Boeing responded on Sunday evening, stating that it had released this information earlier this year to government investigators.
The company also said that the pilot's comments reflected "a reaction to a simulator program that was not functioning properly, and that was still undergoing testing... The simulator software used during the Nov. 15 session was still undergoing testing and qualification and had not been finalized..."
Regardless, it's not a good look that Boeing didn't offer up this information to the FAA and Department of Transportation (DoT) sooner. As Warren Buffett once said, "There is seldom just one cockroach in the kitchen."
Might Boeing have been too aggressive with internal deadlines to get the 737 MAX to the finish line, perhaps overlooking safety concerns raised by simulation data in the process?
Or is Boeing's interpretation correct that the internal messages were simply about simulator software that was still a work in process?
As an outsider, it's impossible to know for sure. What is certain is that Boeing's public image continues taking a hit, and every day that the 737 MAX remains grounded increases the financial strain Boeing faces.
This would allow 737 production rates to increase throughout next year, and Boeing would begin generating substantial free cash flow once again. As you can see, Boeing's ballooning inventory has significantly hurt its cash flow this year.
Unfortunately, regulators may no longer be keen on conducting a certification flight in November. This weekend's news doesn't necessarily raise new safety concerns about the MAX, but it further strains Boeing's relationship with the FAA and DoT.
It's possible that some sort of disciplinary action is imposed on Boeing while the 737 MAX is simultaneously approved to return to service, but a further grounding delay is beginning to feel more likely.
We published an in-depth note in July about Boeing's 737 MAX challenges and made the following remarks about the importance of a timely return to service:
"If Boeing finds itself in a place where it can no longer predict when the 737 MAX is returned to service, and it worries about its future liquidity for whatever reason, then its nearly $5 billion annual dividend commitment could be tested.

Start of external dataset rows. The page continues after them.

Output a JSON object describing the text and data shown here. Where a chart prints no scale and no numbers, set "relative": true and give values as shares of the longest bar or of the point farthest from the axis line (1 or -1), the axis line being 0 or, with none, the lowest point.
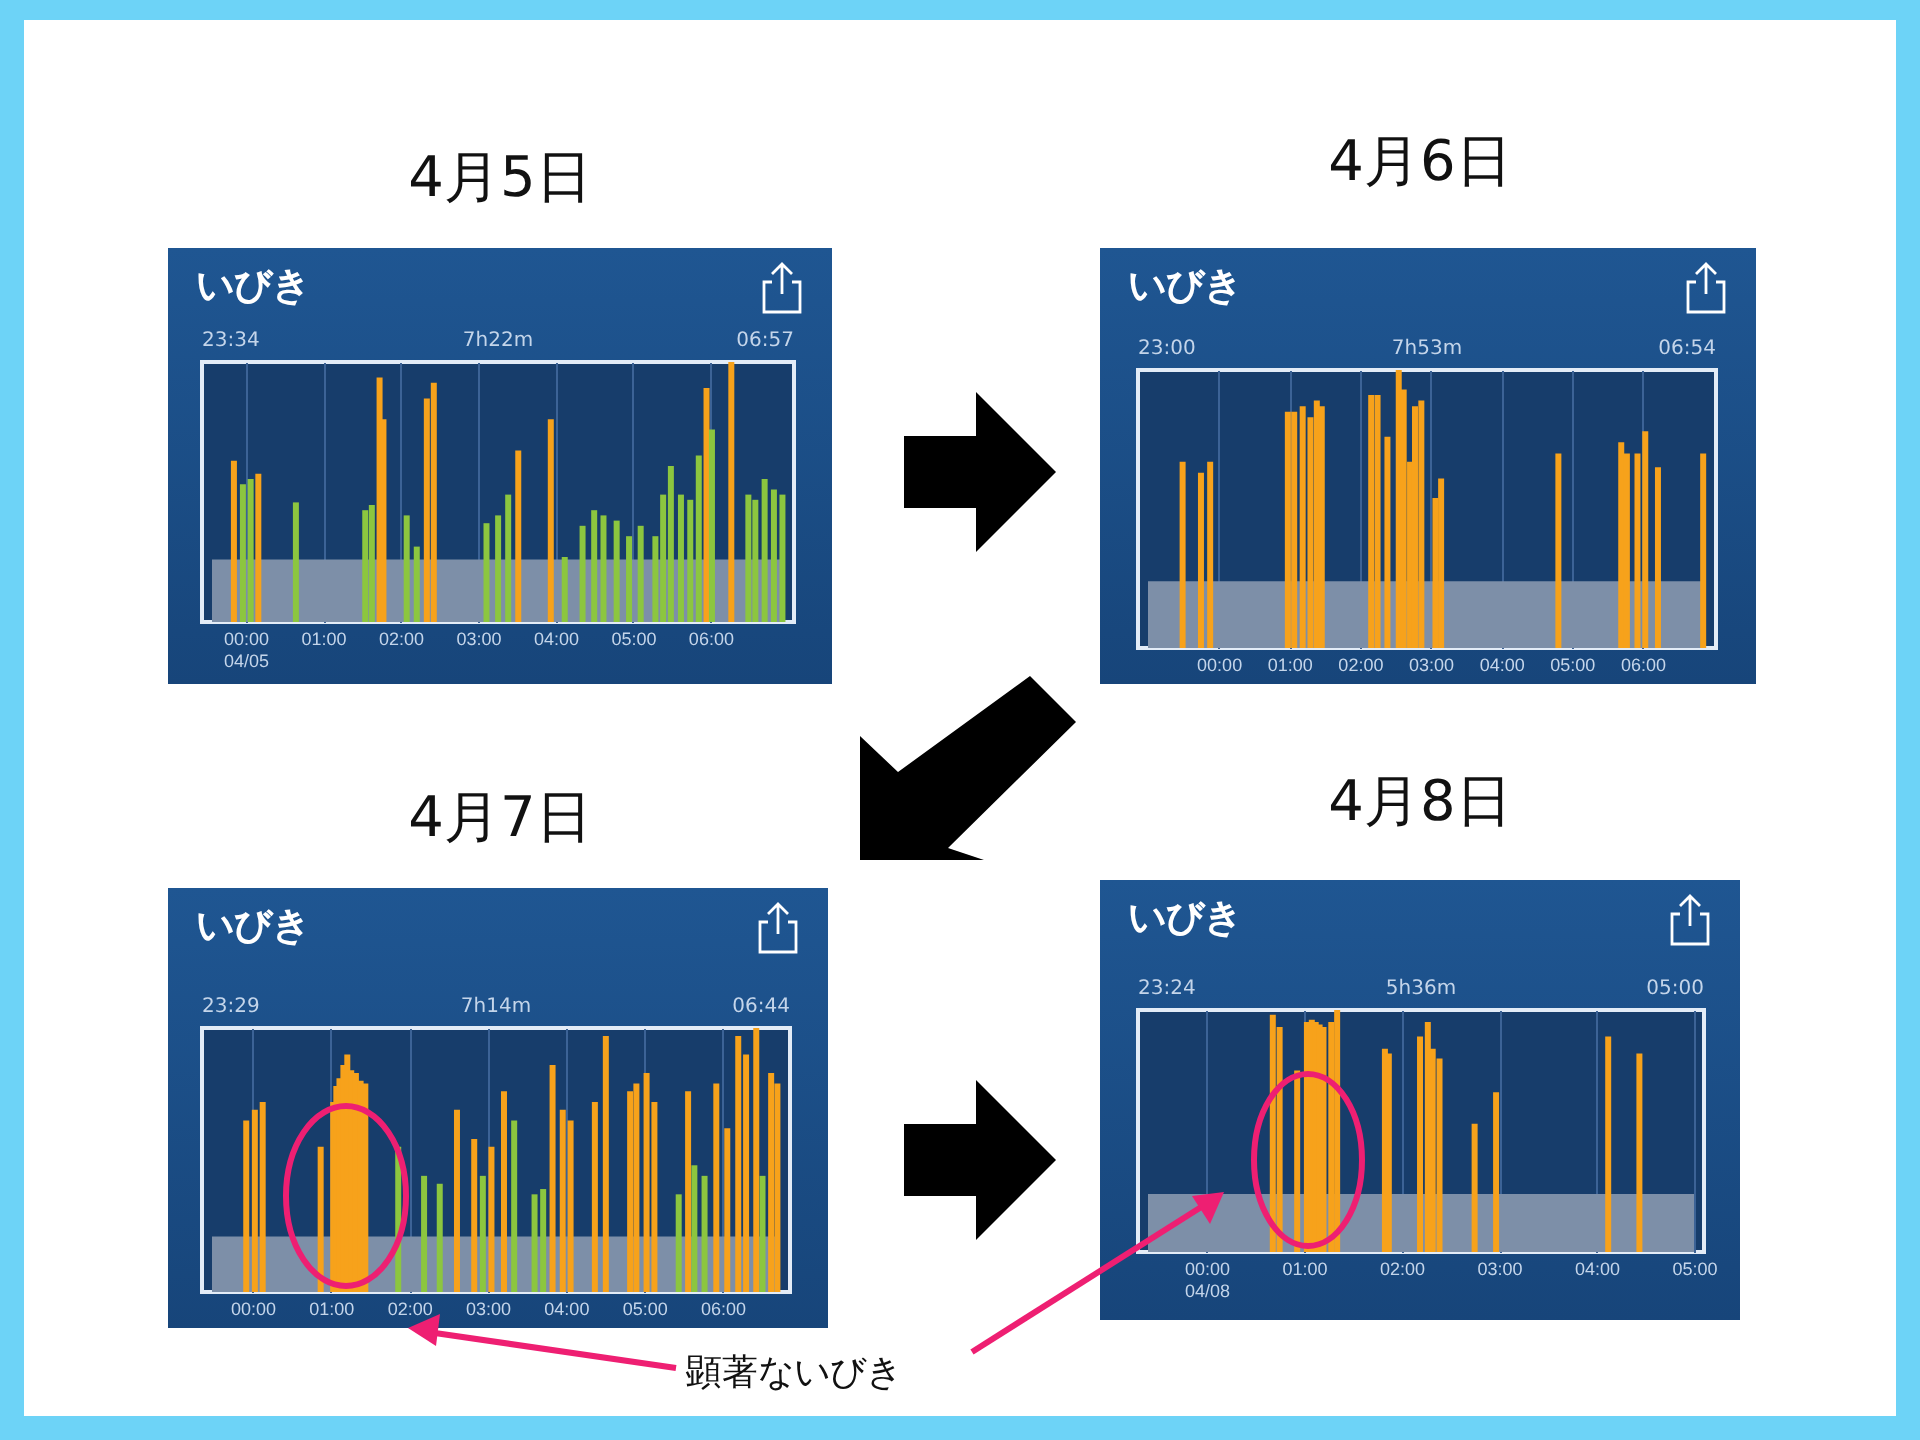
{
  "chart_data": [
    {
      "type": "bar",
      "title": "4月5日",
      "subtitle": "いびき",
      "annotations": [
        "23:34",
        "7h22m",
        "06:57"
      ],
      "relative": true,
      "grid": "x",
      "xlim": [
        -0.433,
        6.95
      ],
      "xticks": [
        {
          "value": 0,
          "label": "00:00\n04/05"
        },
        {
          "value": 1,
          "label": "01:00"
        },
        {
          "value": 2,
          "label": "02:00"
        },
        {
          "value": 3,
          "label": "03:00"
        },
        {
          "value": 4,
          "label": "04:00"
        },
        {
          "value": 5,
          "label": "05:00"
        },
        {
          "value": 6,
          "label": "06:00"
        }
      ],
      "bands": [
        {
          "axis": "y",
          "from": 0,
          "to": 0.24,
          "color": "#7d8fa8"
        }
      ],
      "series": [
        {
          "color": "#f7a21b",
          "x": [
            -0.15,
            0.165,
            1.73,
            1.78,
            2.34,
            2.43,
            3.52,
            3.94,
            5.95,
            6.27
          ],
          "values": [
            0.62,
            0.57,
            0.94,
            0.78,
            0.86,
            0.92,
            0.66,
            0.78,
            0.9,
            1.0
          ]
        },
        {
          "color": "#8cc63f",
          "x": [
            -0.034,
            0.066,
            0.65,
            1.545,
            1.63,
            2.08,
            2.21,
            3.11,
            3.26,
            3.39,
            4.12,
            4.35,
            4.5,
            4.62,
            4.79,
            4.95,
            5.1,
            5.29,
            5.39,
            5.49,
            5.62,
            5.74,
            5.85,
            6.02,
            6.49,
            6.58,
            6.7,
            6.82,
            6.93
          ],
          "values": [
            0.53,
            0.55,
            0.46,
            0.43,
            0.45,
            0.41,
            0.29,
            0.38,
            0.41,
            0.49,
            0.25,
            0.37,
            0.43,
            0.41,
            0.39,
            0.33,
            0.37,
            0.33,
            0.49,
            0.6,
            0.49,
            0.47,
            0.64,
            0.74,
            0.49,
            0.47,
            0.55,
            0.51,
            0.49
          ]
        }
      ]
    },
    {
      "type": "bar",
      "title": "4月6日",
      "subtitle": "いびき",
      "annotations": [
        "23:00",
        "7h53m",
        "06:54"
      ],
      "relative": true,
      "grid": "x",
      "xlim": [
        -1,
        6.9
      ],
      "xticks": [
        {
          "value": 0,
          "label": "00:00"
        },
        {
          "value": 1,
          "label": "01:00"
        },
        {
          "value": 2,
          "label": "02:00"
        },
        {
          "value": 3,
          "label": "03:00"
        },
        {
          "value": 4,
          "label": "04:00"
        },
        {
          "value": 5,
          "label": "05:00"
        },
        {
          "value": 6,
          "label": "06:00"
        }
      ],
      "bands": [
        {
          "axis": "y",
          "from": 0,
          "to": 0.24,
          "color": "#7d8fa8"
        }
      ],
      "series": [
        {
          "color": "#f7a21b",
          "x": [
            -0.51,
            -0.25,
            -0.12,
            0.98,
            1.07,
            1.19,
            1.3,
            1.39,
            1.46,
            2.16,
            2.25,
            2.39,
            2.55,
            2.62,
            2.71,
            2.78,
            2.87,
            3.07,
            3.15,
            4.81,
            5.7,
            5.78,
            5.93,
            6.04,
            6.22,
            6.86
          ],
          "values": [
            0.67,
            0.63,
            0.67,
            0.85,
            0.85,
            0.87,
            0.83,
            0.89,
            0.87,
            0.91,
            0.91,
            0.76,
            1.0,
            0.93,
            0.67,
            0.87,
            0.89,
            0.54,
            0.61,
            0.7,
            0.74,
            0.7,
            0.7,
            0.78,
            0.65,
            0.7
          ]
        }
      ]
    },
    {
      "type": "bar",
      "title": "4月7日",
      "subtitle": "いびき",
      "annotations": [
        "23:29",
        "7h14m",
        "06:44",
        "顕著ないびき"
      ],
      "relative": true,
      "grid": "x",
      "xlim": [
        -0.517,
        6.733
      ],
      "xticks": [
        {
          "value": 0,
          "label": "00:00"
        },
        {
          "value": 1,
          "label": "01:00"
        },
        {
          "value": 2,
          "label": "02:00"
        },
        {
          "value": 3,
          "label": "03:00"
        },
        {
          "value": 4,
          "label": "04:00"
        },
        {
          "value": 5,
          "label": "05:00"
        },
        {
          "value": 6,
          "label": "06:00"
        }
      ],
      "bands": [
        {
          "axis": "y",
          "from": 0,
          "to": 0.21,
          "color": "#7d8fa8"
        }
      ],
      "series": [
        {
          "color": "#f7a21b",
          "x": [
            -0.08,
            0.03,
            0.13,
            0.87,
            1.03,
            1.07,
            1.11,
            1.16,
            1.21,
            1.26,
            1.32,
            1.38,
            1.44,
            2.61,
            2.83,
            3.05,
            3.21,
            3.83,
            3.96,
            4.06,
            4.37,
            4.51,
            4.82,
            4.9,
            5.03,
            5.13,
            5.56,
            5.92,
            6.06,
            6.2,
            6.3,
            6.43,
            6.62,
            6.7
          ],
          "values": [
            0.65,
            0.69,
            0.72,
            0.55,
            0.72,
            0.78,
            0.81,
            0.86,
            0.9,
            0.84,
            0.83,
            0.8,
            0.79,
            0.69,
            0.58,
            0.55,
            0.76,
            0.86,
            0.69,
            0.65,
            0.72,
            0.97,
            0.76,
            0.79,
            0.83,
            0.72,
            0.76,
            0.79,
            0.62,
            0.97,
            0.9,
            1.0,
            0.83,
            0.79
          ]
        },
        {
          "color": "#8cc63f",
          "x": [
            1.86,
            2.19,
            2.39,
            2.94,
            3.34,
            3.6,
            3.71,
            5.44,
            5.64,
            5.77,
            6.51
          ],
          "values": [
            0.55,
            0.44,
            0.41,
            0.44,
            0.65,
            0.37,
            0.39,
            0.37,
            0.48,
            0.44,
            0.44
          ]
        }
      ]
    },
    {
      "type": "bar",
      "title": "4月8日",
      "subtitle": "いびき",
      "annotations": [
        "23:24",
        "5h36m",
        "05:00"
      ],
      "relative": true,
      "grid": "x",
      "xlim": [
        -0.6,
        5
      ],
      "xticks": [
        {
          "value": 0,
          "label": "00:00\n04/08"
        },
        {
          "value": 1,
          "label": "01:00"
        },
        {
          "value": 2,
          "label": "02:00"
        },
        {
          "value": 3,
          "label": "03:00"
        },
        {
          "value": 4,
          "label": "04:00"
        },
        {
          "value": 5,
          "label": "05:00"
        }
      ],
      "bands": [
        {
          "axis": "y",
          "from": 0,
          "to": 0.24,
          "color": "#7d8fa8"
        }
      ],
      "series": [
        {
          "color": "#f7a21b",
          "x": [
            0.68,
            0.75,
            0.93,
            1.03,
            1.08,
            1.12,
            1.16,
            1.2,
            1.28,
            1.34,
            1.83,
            1.87,
            2.19,
            2.27,
            2.32,
            2.39,
            2.75,
            2.97,
            4.12,
            4.44
          ],
          "values": [
            0.98,
            0.93,
            0.75,
            0.95,
            0.96,
            0.95,
            0.94,
            0.93,
            0.95,
            1.0,
            0.84,
            0.82,
            0.89,
            0.95,
            0.84,
            0.8,
            0.53,
            0.66,
            0.89,
            0.82
          ]
        }
      ]
    }
  ]
}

Such an outcome seems like a low probability event, especially since Boeing appears open to ceasing production to preserve working capital. However, investors holding shares of Boeing should understand that the stock could be more volatile than usual in the months ahead. The stock's risk profile has increased following the MAX's grounding, and the short-term financial stakes are high if the return-to-service timeline is pushed out.
As we stated in our April 2019 note, we will continue monitoring the situation to ensure that Boeing's market share remains stable and the MAX grounding is indeed temporary rather than longer term in nature. Otherwise, Boeing's cash burn and liquidity position will need to be evaluated, and its Dividend Safety Score could be downgraded."
With return-to-service timing becoming murkier, potentially adding billions of dollars of costs, we are downgrading Boeing's Dividend Safety Score to Borderline Safe until more clarity is provided by regulators.
The firm's liquidity seems adequate to handle a delay of several months, but it's less clear how Boeing might respond to a prolonged delay, not to mention the potential for any order cancellations or rejections by disgruntled customers.
Boeing still appears to be a quality business for the long term as global air traffic grows and the market remains a duopoly with Airbus. However, the short-term outlook is fuzzy and could get worse before it gets better.
While a dividend cut still seems unlikely based on what we know today, we do our best to take a conservative stance with our Dividend Safety Scores, especially for low probability, high severity risks like this.
Boeing next reports earnings on Wednesday, and we should know a lot more about the return of the MAX by the end of the year. Should the plane return to service in a reasonably timely manner, I expect Boeing's Dividend Safety Score to be upgraded.
I plan to continue holding our Boeing shares in our Top 20 Dividend Stocks portfolio and will provide any updates as necessary.